で、また棋士の人がさ、「死力を尽くす盤面でした」とかコメントしてるからさ。「これ、駒の立場だったらたまらねえな!」って思って。いや本当よ。たまに山形の天童でさ、人間将棋とかやるけどさ。あれはほら、なんか1マス1マスゆっくり立ち上がってやるけどもさ。将棋で角とか、ねえ。

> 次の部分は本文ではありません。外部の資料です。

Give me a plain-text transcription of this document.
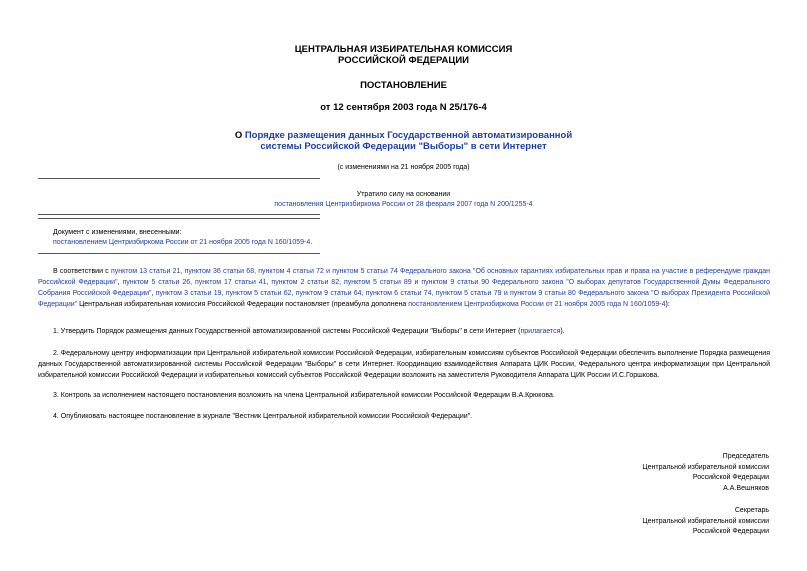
ЦЕНТРАЛЬНАЯ ИЗБИРАТЕЛЬНАЯ КОМИССИЯ
РОССИЙСКОЙ ФЕДЕРАЦИИ
ПОСТАНОВЛЕНИЕ
от 12 сентября 2003 года N 25/176-4
О Порядке размещения данных Государственной автоматизированной
системы Российской Федерации "Выборы" в сети Интернет
(с изменениями на 21 ноября 2005 года)
Утратило силу на основании
постановления Центризбиркома России от 28 февраля 2007 года N 200/1255-4
Документ с изменениями, внесенными:
постановлением Центризбиркома России от 21 ноября 2005 года N 160/1059-4.
В соответствии с пунктом 13 статьи 21, пунктом 36 статьи 68, пунктом 4 статьи 72 и пунктом 5 статьи 74 Федерального закона "Об основных гарантиях избирательных прав и права на участие в референдуме граждан Российской Федерации", пунктом 5 статьи 26, пунктом 17 статьи 41, пунктом 2 статьи 82, пунктом 5 статьи 89 и пунктом 9 статьи 90 Федерального закона "О выборах депутатов Государственной Думы Федерального Собрания Российской Федерации", пунктом 3 статьи 19, пунктом 5 статьи 62, пунктом 9 статьи 64, пунктом 6 статьи 74, пунктом 5 статьи 79 и пунктом 9 статьи 80 Федерального закона "О выборах Президента Российской Федерации" Центральная избирательная комиссия Российской Федерации постановляет (преамбула дополнена постановлением Центризбиркома России от 21 ноября 2005 года N 160/1059-4):
1. Утвердить Порядок размещения данных Государственной автоматизированной системы Российской Федерации "Выборы" в сети Интернет (прилагается).
2. Федеральному центру информатизации при Центральной избирательной комиссии Российской Федерации, избирательным комиссиям субъектов Российской Федерации обеспечить выполнение Порядка размещения данных Государственной автоматизированной системы Российской Федерации "Выборы" в сети Интернет. Координацию взаимодействия Аппарата ЦИК России, Федерального центра информатизации при Центральной избирательной комиссии Российской Федерации и избирательных комиссий субъектов Российской Федерации возложить на заместителя Руководителя Аппарата ЦИК России И.С.Горшкова.
3. Контроль за исполнением настоящего постановления возложить на члена Центральной избирательной комиссии Российской Федерации В.А.Крюкова.
4. Опубликовать настоящее постановление в журнале "Вестник Центральной избирательной комиссии Российской Федерации".
Председатель
Центральной избирательной комиссии
Российской Федерации
А.А.Вешняков
Секретарь
Центральной избирательной комиссии
Российской Федерации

(中澤有美子)手で持ち上げて、一気に来ますね(笑)。
(安住紳一郎)そうでしょう? 「34角(シュパーン!)」って来るでしょう? 「この距離を……すげえな。人がぶっ飛んでくるんだな」って思って。「飛車、すごいな」とかさ。で、自分が歩だとしたらさ、自分の前に相手の金とか来たらさ、真ん前にこっちを向いて金の人が座っているわけでしょう? 「うわっ、すごいストレス!」とか思って。
(中澤有美子)フフフ、本当ですね(笑)。
将棋の駒の気持ちになる
(安住紳一郎)ねえ。向き合っちゃうんだから。圧がすごい。自分の前の席が金で自分の右前に銀とかがいたりして。「いや、もう耐えられない……胃に穴が開いちゃう」って。パイプオルガンの演奏、よかったわー。
(中澤有美子)フフフ、いい時間でしたね(笑)。
(安住紳一郎)いい時間だった。いろいろと考えたね。うん。最近はなんか指定席の場合も市松模様でね、座っていくっていう劇場が多かったりしまして。前横がいなくて。逆に見やすいっていう人がいて。むしろこれが元に戻って満席になった時は少しストレスを感じるんじゃないかっていうぐらい見やすいなんて言ってますけどもね。まだまだ万全ではないですし、皆さんの考え方いろいろあると思うので。お出かけになりたい、お出かけしたくない。いろいろ意見があると思いますけども。もし、お出かけになってコンサートなど行くようなことがありましたら、予備知識としていかがでしょうか? 私の将棋の話、余計だったかしら?
(中澤有美子)すごいよかったと思います。
(安住紳一郎)ああ、そうですか? 本当にそう思ったんですね。へー!
(中澤有美子)そういう風に思考があちこちに飛びますよね。連合国軍の兵士から将棋の駒に。ねえ。
(安住紳一郎)そう。まあ、ちょっとほら、連坊国軍の兵士になっていたから。ちょっとそういう戦い的なものに対して思考が飛んだのかなと思いましたですね。なので私はパイプオルガンを見るともう今、将棋の盤面が浮かぶんですよね。
(中澤有美子)フフフ(笑)。
(安住紳一郎)はい、話、終わりました。